Shaughnessy is reliably centre-right at all levels of government and has been a stronghold for the NPA and its successors for decades. Provincially, it straddles Vancouver-Langara — a BC Liberal stronghold held by Michael Lee from 2017 until BC United suspended its campaign in 2024, after which the NDP's Sunita Dhir narrowly won the seat by 419 votes over the Conservatives — and Vancouver-Quilchena, which has never elected an NDP MLA. Federally, Shaughnessy falls within Vancouver Granville, where Liberal Taleeb Noormohamed won by just 431 votes over the NDP in 2021. In 2022, Ken Sim won 73.8 percent of the mayoral vote — the highest percentage in the city — though from a single polling station at Shaughnessy Elementary School with only 668 valid ballots, reflecting the neighbourhood's tiny and declining electorate. Stewart managed just 11.2 percent, while Hardwick took 10.0 percent.
Municipal Issues
Heritage protection and densification resistance defined local politics. First Shaughnessy — the original CPR-developed core bounded roughly by West 16th Avenue, Arbutus Street, King Edward Avenue, and Oak Street — was designated as Vancouver's first Heritage Conservation Area in 2015, giving the city power to refuse demolition of pre-1940 buildings. Of the 595 houses in the area, 315 were built before 1940. In the eighteen months before the temporary protection order, demolition inquiries had surged from 0.4 percent to 5 percent per year. The Heritage Conservation Area permitted density bonuses in exchange for preservation, including secondary suites, coach houses, and laneway houses.
The Vancouver Plan, approved in 2022, generated significant anxiety in Shaughnessy despite city staff initially proposing to exempt the neighbourhood from the gentle densification measures applied to other residential zones. The Coalition of Vancouver Neighbourhoods, which includes the Shaughnessy Heights Property Owners' Association, formally opposed the plan as too broad and lacking neighbourhood-specific consideration. ABC's property-rights-friendly platform and resistance to blanket densification resonated in a neighbourhood where the protective legislation dates back to 1914, when the Shaughnessy Settlement Act restricted lots to single-family homes, followed by the 1922 Shaughnessy Heights Building Restriction Act — provincial legislation that effectively placed the neighbourhood beyond the reach of ordinary city zoning for decades.

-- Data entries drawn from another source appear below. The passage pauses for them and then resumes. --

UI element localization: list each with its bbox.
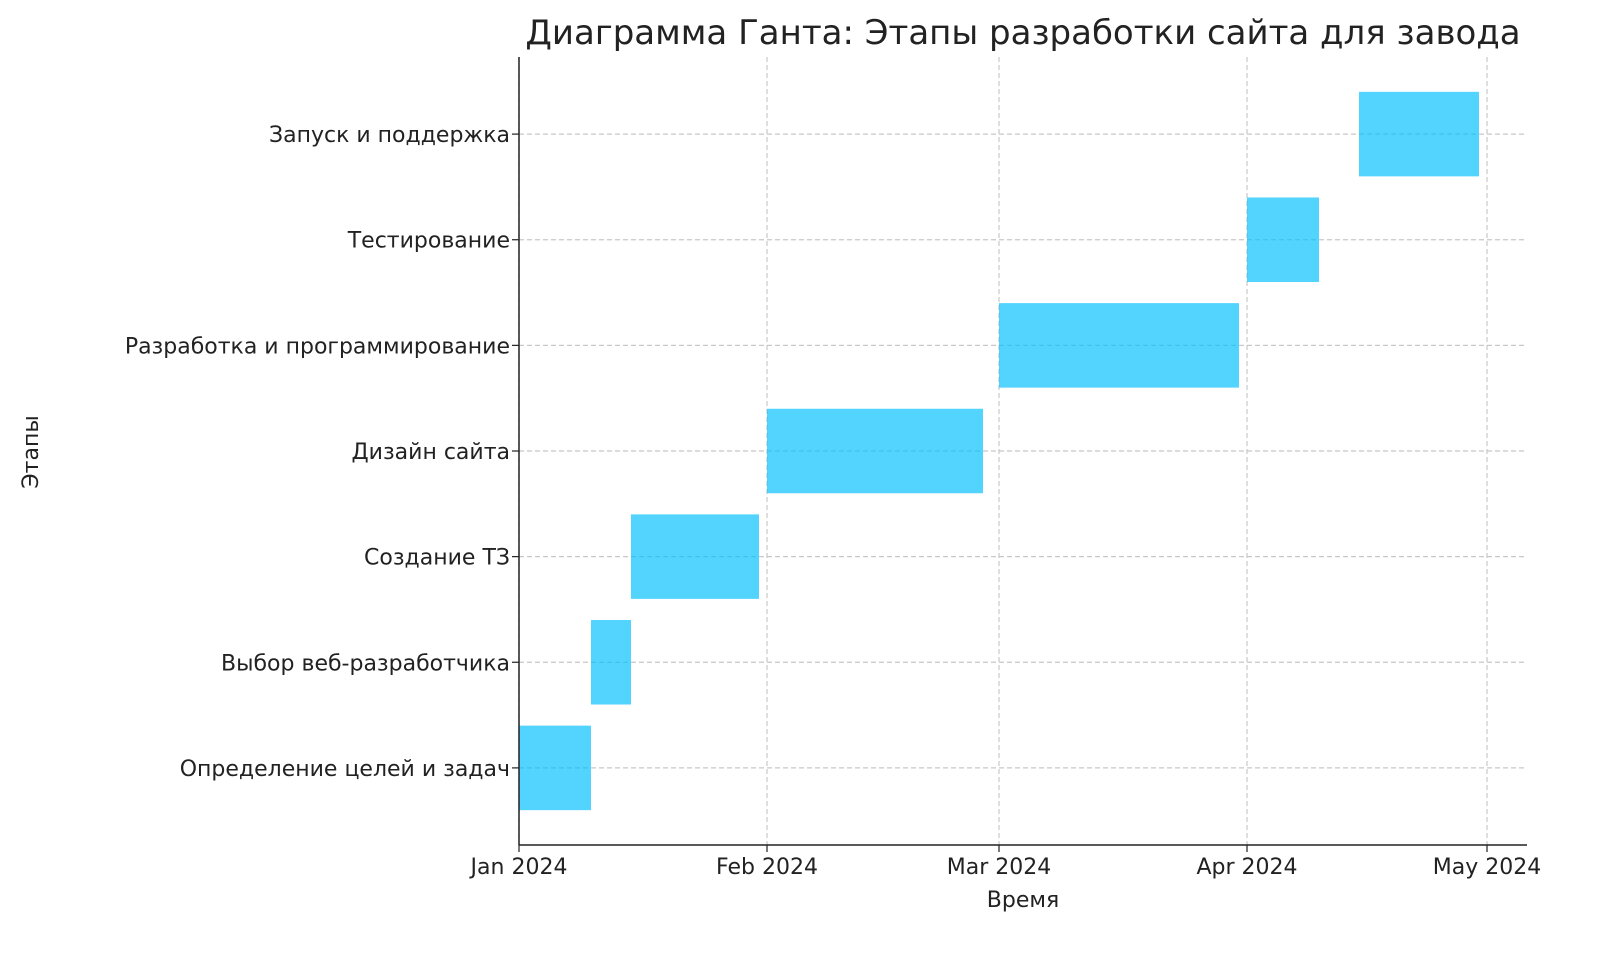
y-tick-label: Выбор веб-разработчика <box>221 651 510 676</box>
task-bar <box>1247 197 1319 282</box>
axes: Jan 2024 Feb 2024 Mar 2024 Apr 2024 May 2024… <box>125 57 1541 880</box>
x-axis-label: Время <box>987 888 1059 913</box>
chart-title: Диаграмма Ганта: Этапы разработки сайта … <box>525 13 1520 53</box>
x-tick-label: Apr 2024 <box>1196 855 1297 880</box>
grid <box>518 57 1527 845</box>
x-tick-label: May 2024 <box>1433 855 1541 880</box>
y-tick-label: Определение целей и задач <box>180 757 510 782</box>
task-bar <box>519 725 591 811</box>
x-tick-label: Jan 2024 <box>469 855 568 880</box>
x-tick-label: Mar 2024 <box>947 855 1052 880</box>
task-bar <box>767 408 983 494</box>
task-bar <box>591 620 631 705</box>
bars <box>519 91 1479 811</box>
y-tick-label: Дизайн сайта <box>351 440 510 465</box>
y-tick-label: Создание ТЗ <box>364 546 510 571</box>
y-tick-label: Тестирование <box>347 229 510 254</box>
y-tick-label: Разработка и программирование <box>125 334 510 359</box>
task-bar <box>631 514 759 599</box>
y-axis-label: Этапы <box>19 415 44 488</box>
x-tick-label: Feb 2024 <box>716 855 818 880</box>
y-tick-label: Запуск и поддержка <box>269 123 510 148</box>
task-bar <box>999 303 1239 388</box>
task-bar <box>1359 91 1479 177</box>
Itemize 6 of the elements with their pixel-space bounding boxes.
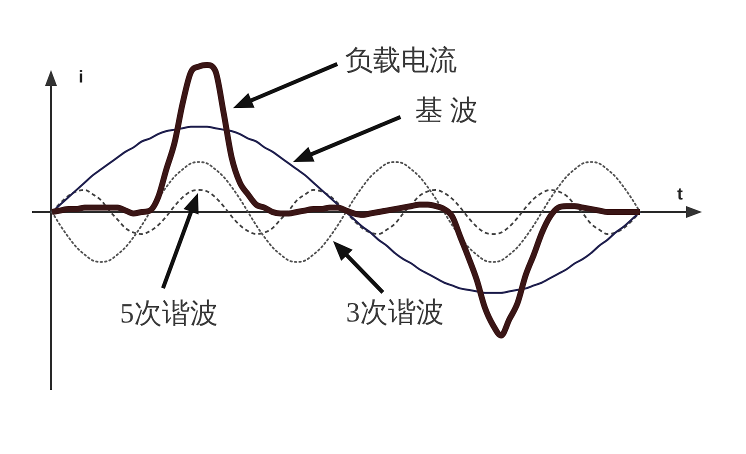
series-label: 3次谐波	[346, 297, 444, 328]
x-axis-title: t	[677, 184, 684, 204]
y-axis-title: i	[78, 68, 84, 87]
text: 5次谐波	[120, 298, 218, 330]
text: 基 波	[415, 95, 478, 126]
text: 负载电流	[345, 45, 457, 76]
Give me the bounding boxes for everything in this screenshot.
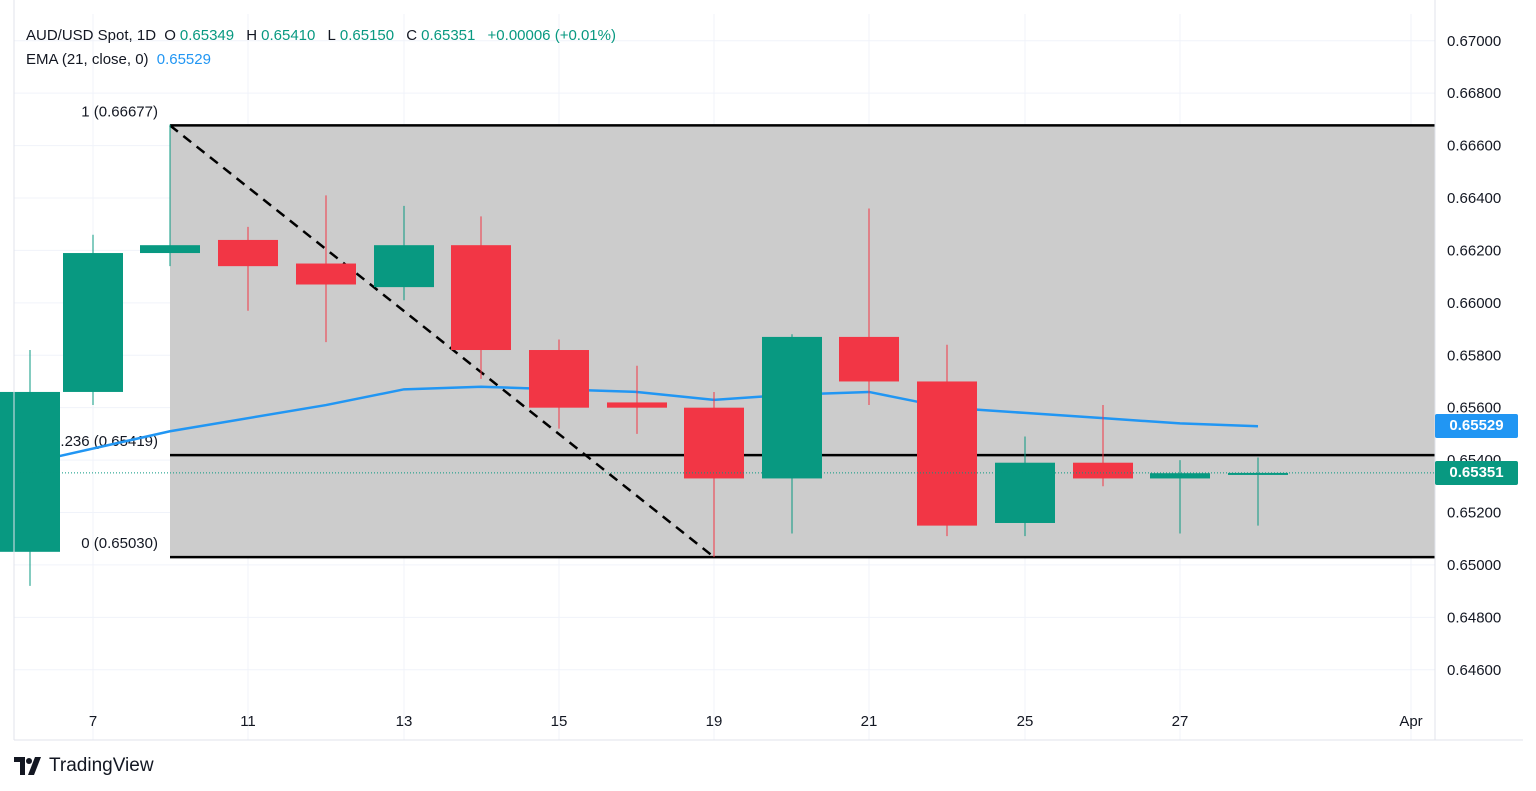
ema-legend: EMA (21, close, 0) 0.65529 bbox=[26, 51, 215, 68]
axes bbox=[13, 0, 1523, 741]
candle-body bbox=[140, 245, 200, 254]
candle-body bbox=[374, 245, 434, 288]
candle-body bbox=[451, 245, 511, 351]
candle-body bbox=[684, 407, 744, 479]
candle-up bbox=[762, 334, 822, 534]
symbol-legend: AUD/USD Spot, 1D O 0.65349 H 0.65410 L 0.65… bbox=[26, 27, 620, 44]
price-tick-label: 0.65000 bbox=[1447, 557, 1501, 574]
time-tick-label: 7 bbox=[89, 713, 97, 730]
candle-body bbox=[0, 391, 60, 552]
high-value: 0.65410 bbox=[261, 27, 316, 44]
brand-name: TradingView bbox=[49, 755, 154, 776]
candle-up bbox=[63, 234, 123, 406]
time-tick-label: 27 bbox=[1172, 713, 1189, 730]
candle-body bbox=[218, 239, 278, 267]
fib-trend-line bbox=[169, 124, 715, 559]
candlestick-series bbox=[0, 124, 1288, 586]
candle-body bbox=[529, 350, 589, 408]
price-tick-label: 0.64800 bbox=[1447, 609, 1501, 626]
price-tick-label: 0.66400 bbox=[1447, 190, 1501, 207]
candle-up bbox=[140, 124, 200, 267]
candle-down bbox=[451, 216, 511, 379]
price-tick-label: 0.66600 bbox=[1447, 138, 1501, 155]
price-tick-label: 0.66200 bbox=[1447, 242, 1501, 259]
ema-value: 0.65529 bbox=[156, 51, 211, 68]
symbol-title[interactable]: AUD/USD Spot, 1D bbox=[26, 27, 157, 44]
price-tick-label: 0.66800 bbox=[1447, 85, 1501, 102]
tradingview-brand[interactable]: TradingView bbox=[14, 753, 154, 779]
candle-body bbox=[1073, 462, 1133, 479]
time-tick-label: 25 bbox=[1017, 713, 1034, 730]
change-value: +0.00006 (+0.01%) bbox=[487, 27, 616, 44]
price-tick-label: 0.65600 bbox=[1447, 400, 1501, 417]
price-tick-label: 0.64600 bbox=[1447, 662, 1501, 679]
time-tick-label: Apr bbox=[1399, 713, 1422, 730]
close-value: 0.65351 bbox=[421, 27, 476, 44]
candle-body bbox=[1228, 472, 1288, 475]
low-value: 0.65150 bbox=[339, 27, 395, 44]
candle-down bbox=[296, 195, 356, 343]
price-tick-label: 0.65800 bbox=[1447, 347, 1501, 364]
ema-label[interactable]: EMA (21, close, 0) bbox=[26, 51, 149, 68]
time-tick-label: 13 bbox=[396, 713, 413, 730]
price-axis[interactable]: 0.67000 0.66800 0.66600 0.66400 0.66200 0.660… bbox=[1447, 33, 1501, 679]
last-price-tag: 0.65351 bbox=[1435, 460, 1518, 485]
candle-down bbox=[607, 365, 667, 434]
candle-body bbox=[917, 381, 977, 526]
candle-down bbox=[218, 226, 278, 311]
fibonacci-retracement[interactable]: 1 (0.66677) .236 (0.65419) 0 (0.65030) bbox=[60, 103, 1435, 559]
candle-down bbox=[839, 208, 899, 406]
candle-down bbox=[529, 339, 589, 429]
candle-up bbox=[0, 350, 60, 586]
time-tick-label: 11 bbox=[240, 713, 256, 730]
open-label: O bbox=[164, 27, 176, 44]
ema-price-tag: 0.65529 bbox=[1435, 414, 1518, 439]
candle-up bbox=[1150, 460, 1210, 534]
price-tick-label: 0.67000 bbox=[1447, 33, 1501, 50]
close-label: C bbox=[406, 27, 418, 44]
time-tick-label: 19 bbox=[706, 713, 723, 730]
candle-body bbox=[63, 253, 123, 392]
candle-up bbox=[374, 205, 434, 301]
price-tick-label: 0.65200 bbox=[1447, 505, 1501, 522]
candle-down bbox=[917, 344, 977, 537]
time-axis[interactable]: 7 11 13 15 19 21 25 27 Apr bbox=[89, 713, 1423, 730]
open-value: 0.65349 bbox=[179, 27, 235, 44]
fib-level-label: 0 (0.65030) bbox=[81, 535, 158, 552]
high-label: H bbox=[246, 27, 258, 44]
fib-level-label: 1 (0.66677) bbox=[81, 103, 158, 120]
tradingview-logo-icon bbox=[14, 757, 41, 775]
candle-up bbox=[1228, 457, 1288, 526]
low-label: L bbox=[327, 27, 336, 44]
candle-body bbox=[839, 336, 899, 382]
time-tick-label: 21 bbox=[861, 713, 878, 730]
candle-body bbox=[296, 263, 356, 285]
candle-body bbox=[762, 336, 822, 479]
candle-body bbox=[995, 462, 1055, 523]
candle-body bbox=[607, 402, 667, 408]
time-tick-label: 15 bbox=[551, 713, 568, 730]
candle-body bbox=[1150, 473, 1210, 479]
candle-down bbox=[684, 391, 744, 558]
fib-level-label: .236 (0.65419) bbox=[60, 433, 158, 450]
price-tick-label: 0.66000 bbox=[1447, 295, 1501, 312]
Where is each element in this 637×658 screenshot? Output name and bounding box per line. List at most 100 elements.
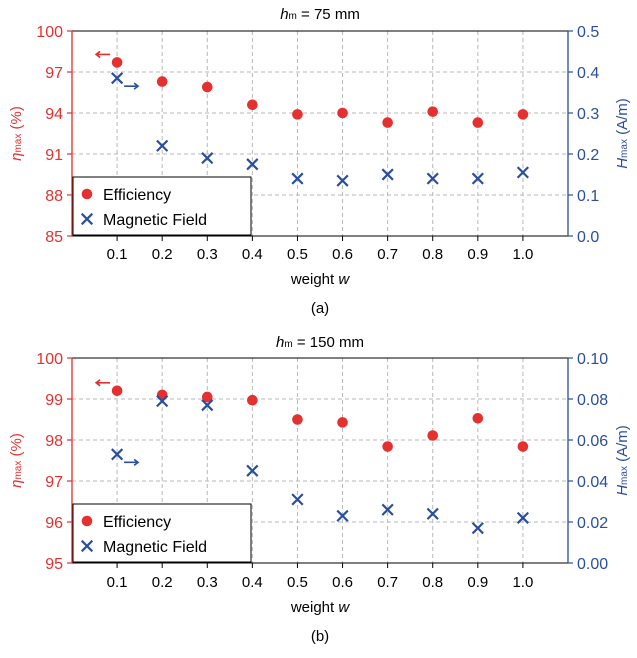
y-right-tick-label: 0.0 [577,229,599,246]
x-tick-label: 0.6 [332,246,353,263]
efficiency-point [201,81,213,93]
efficiency-axis-arrow [94,50,111,59]
y-right-axis-label-sub: max [619,139,630,158]
x-axis-label: weight w [290,271,351,288]
y-left-tick-label: 88 [45,188,63,205]
y-left-axis-label-rest: (%) [8,433,25,461]
x-tick-label: 0.1 [107,246,128,263]
efficiency-point [247,99,258,111]
legend-efficiency-label: Efficiency [103,187,171,204]
y-right-tick-label: 0.00 [577,556,608,573]
y-right-tick-label: 0.02 [577,515,608,532]
panel-caption: (a) [311,300,329,317]
legend-field-label: Magnetic Field [103,212,207,229]
legend-field-marker [80,539,94,553]
magnetic-field-point [336,509,349,522]
legend-box [72,176,252,236]
y-left-tick-label: 94 [45,106,63,123]
efficiency-point [427,430,439,441]
chart-panel-b: 0.1 0.2 0.3 0.4 0.5 0.6 0.7 0.8 0.9 1.0 95 96 97 98 99… [8,334,631,645]
chart-title-rest: = 150 mm [293,334,364,351]
efficiency-point [427,106,439,117]
chart-title: hm = 150 mm [276,334,364,351]
y-right-axis-label-var: H [614,158,631,169]
x-tick-label: 0.2 [152,574,173,591]
magnetic-field-point [291,172,304,185]
y-left-axis-label: ηmax (%) [8,433,25,488]
chart-title-sub: m [284,339,292,350]
y-left-axis-label-rest: (%) [8,106,25,134]
y-right-axis-label: Hmax (A/m) [614,425,631,496]
x-tick-label: 0.8 [422,246,443,263]
magnetic-field-point [516,166,529,179]
y-right-tick-label: 0.08 [577,392,608,409]
y-left-axis-label-sub: max [13,461,24,480]
y-left-tick-label: 85 [45,229,63,246]
efficiency-point [292,414,303,425]
x-tick-label: 0.8 [422,574,443,591]
series-efficiency [111,385,529,452]
chart-title-sub: m [289,11,297,22]
efficiency-point [337,107,348,119]
x-tick-label: 1.0 [512,574,533,591]
magnetic-field-point [516,511,529,524]
chart-title: hm = 75 mm [280,6,360,23]
y-left-axis-label-var: η [8,153,25,161]
y-right-tick-label: 0.06 [577,433,608,450]
x-axis-label-text: weight [290,599,339,616]
x-tick-label: 0.5 [287,246,308,263]
y-right-axis-label: Hmax (A/m) [614,98,631,169]
field-axis-arrow [124,82,140,90]
y-right-axis-label-sub: max [619,466,630,485]
x-tick-label: 0.7 [377,574,398,591]
y-left-tick-label: 99 [45,392,63,409]
y-right-tick-label: 0.1 [577,188,599,205]
magnetic-field-point [291,493,304,506]
efficiency-point [517,441,529,452]
chart-title-var: h [280,6,288,23]
y-left-axis-label-var: η [8,480,25,488]
magnetic-field-point [201,152,214,165]
chart-panel-a: 0.1 0.2 0.3 0.4 0.5 0.6 0.7 0.8 0.9 1.0 85 88 91 94 97… [8,6,631,317]
x-tick-label: 0.3 [197,574,218,591]
x-tick-label: 0.5 [287,574,308,591]
legend-efficiency-label: Efficiency [103,514,171,531]
y-right-tick-label: 0.3 [577,106,599,123]
y-right-tick-label: 0.5 [577,24,599,41]
magnetic-field-point [111,448,124,461]
magnetic-field-point [201,399,214,412]
x-tick-label: 0.1 [107,574,128,591]
chart-title-rest: = 75 mm [297,6,360,23]
x-axis-label: weight w [290,599,351,616]
y-left-axis-label-sub: max [13,134,24,153]
x-tick-label: 0.4 [242,574,263,591]
magnetic-field-point [156,139,169,152]
series-efficiency [111,57,529,128]
efficiency-point [337,417,348,428]
efficiency-point [292,109,303,120]
magnetic-field-point [471,172,484,185]
legend: Efficiency Magnetic Field [72,176,252,236]
magnetic-field-point [156,394,169,408]
legend-efficiency-marker [81,515,93,527]
x-axis-label-var: w [338,271,350,288]
series-magnetic-field [111,394,529,535]
y-left-axis-label: ηmax (%) [8,106,25,161]
y-right-axis-label-rest: (A/m) [614,425,631,466]
legend-field-marker [80,212,94,226]
x-tick-label: 0.6 [332,574,353,591]
x-axis-label-text: weight [290,271,339,288]
efficiency-point [382,117,393,128]
efficiency-point [247,394,258,406]
efficiency-point [382,441,393,452]
y-right-tick-label: 0.2 [577,147,599,164]
efficiency-point [472,117,484,128]
y-right-axis-label-rest: (A/m) [614,98,631,139]
efficiency-point [517,109,529,120]
x-tick-label: 0.7 [377,246,398,263]
y-right-tick-label: 0.4 [577,65,599,82]
efficiency-point [111,57,123,68]
y-left-tick-label: 97 [45,474,63,491]
magnetic-field-point [471,522,484,535]
panel-caption: (b) [311,628,329,645]
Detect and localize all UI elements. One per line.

Public safety was the dominant city-wide campaign issue, and Shaughnessy was no exception. ABC's promise of 100 additional police officers and 100 mental health nurses, combined with the anxieties crystallized by the documentary Vancouver Is Dying ten days before the election, drove the overwhelming consolidation of the centre-right vote behind Sim. The NPA, which had historically been the dominant party in Shaughnessy, collapsed to near-irrelevance: Fred Harding won just 7 of 668 votes, illustrating the completeness of ABC's absorption of the traditional west-side right.